Bright Spark™ Educator Q&A: Martha Thomason
Albert Einstein once said, “It is the supreme art of the teacher to awaken joy in creative expression and knowledge.” Watching educators inspire their students is one of the greatest privileges in our work with Bright Spark™.
Leading up to the launch of this year’s Student Design Competition in November, we are excited to feature educators who are on the front lines of reimagining education and gather insights on how they are transforming learning through innovation and creativity.
One of our teacher leaders, Martha Thomason, Lead Gifted Teacher at Westwood Elementary School, has been a long-time champion for igniting creative confidence in the classroom.
For Martha, the answer to the timeless question of what do you want to be when you grow up was always the same; to teach and work with children.
“For as long as I remember, I wanted to be two things; a teacher and a mom,” she said. “I have been blessed to be both and I am now a grandmother of a precious baby girl, Maebelle. I love to spend time with my family, read, and travel.”
A lifelong learner, Martha is always looking for new ways to challenge and intrigue her students. Some of those tools have included participating in various Bright Spark programs through the years.
We had a chance to connect with Martha to get her take on innovation in the classroom and experience leading student teams in Bright Spark Design Competitions.
What does innovation in the classroom look like for you? And, what kinds of design innovations are you most excited about these days?
Innovation in the classroom is about allowing students to take ownership of their learning. Whether it is teacher directed or student chosen, they are much more likely to become invested if they are allowed to create and design their learning. Innovation is exciting and difficult. When we allow students to explore their ideas, I truly believe we are helping them to be prepared for their futures. I am excited that many young people are coming up with new and exciting ideas to help improve our world.
What was the initial draw for you to enter your students into the Bright Spark Student Design Competition?
I have been using design thinking in the classroom and school for several years. Students in our school led a redesign of our school library and I have had groups do projects using design thinking in my classroom. I thought my students would enjoy the competition and would become more confident design thinkers. Design thinking is the perfect way to foster collaboration and critical thinking, and to expose students to real-world problem-solving.
Tell us about your experience participating in last year’s Student Design Competition.
Last year’s challenge of reimagining transportation of the future was a little difficult for my fourth graders since they do not drive. The information shared by many of the experts who presented remotely to the students was often over their heads, but they persevered and created two amazing solutions. Design thinking requires the students to use a wide variety of skills—including research, writing, collaboration, critical thinking, compromise, and logistics. Learning to incorporate these skills and using design thinking made all of them stronger students and more confident learners.
What was the biggest takeaway for your students?

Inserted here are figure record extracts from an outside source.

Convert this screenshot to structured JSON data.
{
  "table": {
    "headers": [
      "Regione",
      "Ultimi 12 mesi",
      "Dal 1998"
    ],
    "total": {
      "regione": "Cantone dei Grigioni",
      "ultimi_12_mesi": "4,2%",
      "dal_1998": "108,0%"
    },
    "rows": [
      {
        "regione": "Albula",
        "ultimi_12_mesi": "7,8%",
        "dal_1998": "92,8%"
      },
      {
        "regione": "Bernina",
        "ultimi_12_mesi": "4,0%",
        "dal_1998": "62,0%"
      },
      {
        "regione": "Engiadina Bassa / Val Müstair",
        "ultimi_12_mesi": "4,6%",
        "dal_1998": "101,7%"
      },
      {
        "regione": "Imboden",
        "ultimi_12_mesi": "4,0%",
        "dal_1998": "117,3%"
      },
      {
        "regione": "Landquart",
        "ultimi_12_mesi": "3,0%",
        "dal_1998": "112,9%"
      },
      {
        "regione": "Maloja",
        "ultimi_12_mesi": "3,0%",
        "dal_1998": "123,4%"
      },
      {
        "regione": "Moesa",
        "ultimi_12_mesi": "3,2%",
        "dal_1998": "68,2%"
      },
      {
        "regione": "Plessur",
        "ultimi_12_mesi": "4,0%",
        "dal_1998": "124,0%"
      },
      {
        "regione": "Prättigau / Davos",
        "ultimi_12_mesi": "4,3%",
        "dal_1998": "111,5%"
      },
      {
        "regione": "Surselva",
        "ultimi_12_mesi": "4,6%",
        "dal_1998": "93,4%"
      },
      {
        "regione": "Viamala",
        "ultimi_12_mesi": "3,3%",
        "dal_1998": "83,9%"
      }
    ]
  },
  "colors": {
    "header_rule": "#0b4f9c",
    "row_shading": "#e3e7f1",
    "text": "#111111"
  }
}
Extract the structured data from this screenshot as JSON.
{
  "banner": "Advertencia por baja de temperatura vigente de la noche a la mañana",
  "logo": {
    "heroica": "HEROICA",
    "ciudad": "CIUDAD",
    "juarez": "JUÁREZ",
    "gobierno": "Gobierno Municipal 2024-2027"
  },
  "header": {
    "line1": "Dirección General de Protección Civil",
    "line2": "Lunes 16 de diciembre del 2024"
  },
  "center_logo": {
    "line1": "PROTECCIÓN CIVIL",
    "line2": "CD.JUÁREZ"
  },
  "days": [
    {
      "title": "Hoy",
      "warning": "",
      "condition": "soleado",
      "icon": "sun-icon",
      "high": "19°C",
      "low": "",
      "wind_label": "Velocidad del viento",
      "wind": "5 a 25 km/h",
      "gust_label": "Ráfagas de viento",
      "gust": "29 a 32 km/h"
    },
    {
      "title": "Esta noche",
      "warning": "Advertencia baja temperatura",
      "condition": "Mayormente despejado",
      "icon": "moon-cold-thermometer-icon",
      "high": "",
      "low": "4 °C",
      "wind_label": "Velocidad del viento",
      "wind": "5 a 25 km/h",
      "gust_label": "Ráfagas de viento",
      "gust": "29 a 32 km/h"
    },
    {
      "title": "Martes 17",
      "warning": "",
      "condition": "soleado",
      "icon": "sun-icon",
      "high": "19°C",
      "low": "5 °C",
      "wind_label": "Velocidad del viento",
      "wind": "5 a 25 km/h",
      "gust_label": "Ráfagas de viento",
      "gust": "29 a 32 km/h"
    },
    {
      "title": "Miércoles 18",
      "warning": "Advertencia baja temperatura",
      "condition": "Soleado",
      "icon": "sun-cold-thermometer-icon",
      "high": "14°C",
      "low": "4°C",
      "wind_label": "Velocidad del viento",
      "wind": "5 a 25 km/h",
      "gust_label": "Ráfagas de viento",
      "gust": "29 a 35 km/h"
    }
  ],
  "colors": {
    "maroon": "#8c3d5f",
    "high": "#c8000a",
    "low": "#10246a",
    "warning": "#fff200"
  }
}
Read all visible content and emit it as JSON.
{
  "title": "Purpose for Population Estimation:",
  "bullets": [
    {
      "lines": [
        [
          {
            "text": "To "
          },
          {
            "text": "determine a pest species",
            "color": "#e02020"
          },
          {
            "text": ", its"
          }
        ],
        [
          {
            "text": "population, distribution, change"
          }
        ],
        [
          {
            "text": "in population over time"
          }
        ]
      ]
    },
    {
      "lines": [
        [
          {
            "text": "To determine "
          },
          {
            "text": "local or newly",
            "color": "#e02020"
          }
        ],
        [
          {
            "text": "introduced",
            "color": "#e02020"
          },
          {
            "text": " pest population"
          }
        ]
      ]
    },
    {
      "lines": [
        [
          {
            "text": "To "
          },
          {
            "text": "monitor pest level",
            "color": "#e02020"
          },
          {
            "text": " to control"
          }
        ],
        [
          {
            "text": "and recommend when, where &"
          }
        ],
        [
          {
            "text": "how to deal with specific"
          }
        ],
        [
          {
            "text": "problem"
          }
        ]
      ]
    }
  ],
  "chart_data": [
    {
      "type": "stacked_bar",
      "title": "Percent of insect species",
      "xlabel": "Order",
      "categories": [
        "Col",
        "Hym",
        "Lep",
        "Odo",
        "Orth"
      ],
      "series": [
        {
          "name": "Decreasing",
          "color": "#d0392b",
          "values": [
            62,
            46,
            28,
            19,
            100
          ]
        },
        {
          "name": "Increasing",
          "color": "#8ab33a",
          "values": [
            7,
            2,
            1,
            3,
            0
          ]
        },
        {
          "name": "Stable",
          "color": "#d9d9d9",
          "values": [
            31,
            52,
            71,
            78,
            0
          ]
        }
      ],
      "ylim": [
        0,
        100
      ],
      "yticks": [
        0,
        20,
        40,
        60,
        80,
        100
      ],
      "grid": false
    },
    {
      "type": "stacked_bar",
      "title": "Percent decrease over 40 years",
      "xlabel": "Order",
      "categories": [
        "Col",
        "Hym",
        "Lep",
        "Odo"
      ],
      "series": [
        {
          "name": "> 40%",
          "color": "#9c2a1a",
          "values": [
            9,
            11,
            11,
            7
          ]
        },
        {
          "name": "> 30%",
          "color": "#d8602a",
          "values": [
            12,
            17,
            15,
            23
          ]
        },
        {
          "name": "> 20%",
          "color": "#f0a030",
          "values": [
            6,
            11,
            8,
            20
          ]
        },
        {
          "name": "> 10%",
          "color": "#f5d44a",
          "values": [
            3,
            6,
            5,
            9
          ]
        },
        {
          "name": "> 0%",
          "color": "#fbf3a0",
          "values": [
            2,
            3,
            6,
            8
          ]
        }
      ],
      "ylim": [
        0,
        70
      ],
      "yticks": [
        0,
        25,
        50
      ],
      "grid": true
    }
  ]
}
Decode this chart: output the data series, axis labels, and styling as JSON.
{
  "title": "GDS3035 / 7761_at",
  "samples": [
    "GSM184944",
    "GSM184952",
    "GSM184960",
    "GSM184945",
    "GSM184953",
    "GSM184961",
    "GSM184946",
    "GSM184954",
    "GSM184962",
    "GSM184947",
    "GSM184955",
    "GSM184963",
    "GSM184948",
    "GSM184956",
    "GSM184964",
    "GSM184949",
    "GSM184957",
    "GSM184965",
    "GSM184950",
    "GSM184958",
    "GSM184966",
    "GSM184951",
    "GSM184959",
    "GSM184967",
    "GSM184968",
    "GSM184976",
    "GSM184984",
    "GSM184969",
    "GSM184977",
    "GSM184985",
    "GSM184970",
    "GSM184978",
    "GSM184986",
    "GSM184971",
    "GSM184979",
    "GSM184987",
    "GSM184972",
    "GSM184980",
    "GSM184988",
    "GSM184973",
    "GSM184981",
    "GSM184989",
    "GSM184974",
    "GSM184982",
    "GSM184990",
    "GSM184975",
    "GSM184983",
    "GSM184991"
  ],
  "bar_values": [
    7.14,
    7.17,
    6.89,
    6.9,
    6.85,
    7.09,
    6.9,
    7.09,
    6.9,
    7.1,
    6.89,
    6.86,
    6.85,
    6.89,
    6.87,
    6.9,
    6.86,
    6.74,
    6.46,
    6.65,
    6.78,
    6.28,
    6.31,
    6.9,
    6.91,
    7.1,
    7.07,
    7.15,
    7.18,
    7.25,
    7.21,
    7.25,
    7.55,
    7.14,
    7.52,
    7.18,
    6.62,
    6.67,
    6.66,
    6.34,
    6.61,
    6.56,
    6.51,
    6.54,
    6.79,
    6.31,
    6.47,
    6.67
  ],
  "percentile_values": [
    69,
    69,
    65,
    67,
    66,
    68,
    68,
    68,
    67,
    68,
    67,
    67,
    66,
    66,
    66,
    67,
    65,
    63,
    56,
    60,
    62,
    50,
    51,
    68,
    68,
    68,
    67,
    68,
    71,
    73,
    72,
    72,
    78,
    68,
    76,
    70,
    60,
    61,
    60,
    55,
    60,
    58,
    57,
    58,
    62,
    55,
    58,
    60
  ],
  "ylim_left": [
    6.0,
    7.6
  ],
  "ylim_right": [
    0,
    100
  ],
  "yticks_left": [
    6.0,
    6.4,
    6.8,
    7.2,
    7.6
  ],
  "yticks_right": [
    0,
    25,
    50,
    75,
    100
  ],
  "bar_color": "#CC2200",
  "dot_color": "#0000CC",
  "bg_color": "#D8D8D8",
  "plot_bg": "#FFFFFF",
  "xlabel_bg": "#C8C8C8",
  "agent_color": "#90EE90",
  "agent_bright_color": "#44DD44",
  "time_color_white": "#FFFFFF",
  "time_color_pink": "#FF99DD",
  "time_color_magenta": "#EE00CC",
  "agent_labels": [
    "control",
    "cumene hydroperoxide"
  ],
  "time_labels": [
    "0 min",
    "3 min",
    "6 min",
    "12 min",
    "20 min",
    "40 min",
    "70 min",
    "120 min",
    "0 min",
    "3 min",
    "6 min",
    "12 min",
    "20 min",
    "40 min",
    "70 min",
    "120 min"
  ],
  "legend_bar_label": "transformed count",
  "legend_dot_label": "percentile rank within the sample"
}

My students were so proud of their projects and loved presenting their ideas to adults and other students. Many of my students had difficulty sharing their ideas in the beginning, but the growth in confidence and the pride in their final presentation validated all their hard work. Learning to work together and to recognize and celebrate their own strengths and those of each team member was probably the biggest takeaway for them.
What would you say to other educators who are on the fence about getting involved in this year’s Student Design Competition? Why should they take the plunge?
I believe incorporating the use of design thinking into my classroom is one of the most valuable things I have done for my students. It has made my students more independent thinkers and problem-solvers. I have become even more of a facilitator of learning and have enjoyed watching students taking control of their own learning. They are learning that they can improve their homes, schools, communities, and the world. If you want your students to be lifelong learners and contributing members of society, allowing them to problem-solve through the design thinking process is extremely worthwhile.
If you could go back in time to when you were a student, what advice would you give yourself?
I would tell myself to be willing to take more chances and to travel every chance I got.
Anything else you’d like to add?
I am extremely thankful that Bridge Innovate/Bright Spark and their sponsors are providing opportunities for students and teachers to learn about and participate in the design thinking competitions. One of my favorite statements from one of my former students says it all: “We have all learned that we can make anything happen if we set our minds on our goals.”
The 2018-2019 Bright Spark Student Design Challenge is open for student teams from fourth grade through college level and will be focused on the challenge: How Might We design a connected community to help students and families in need thrive?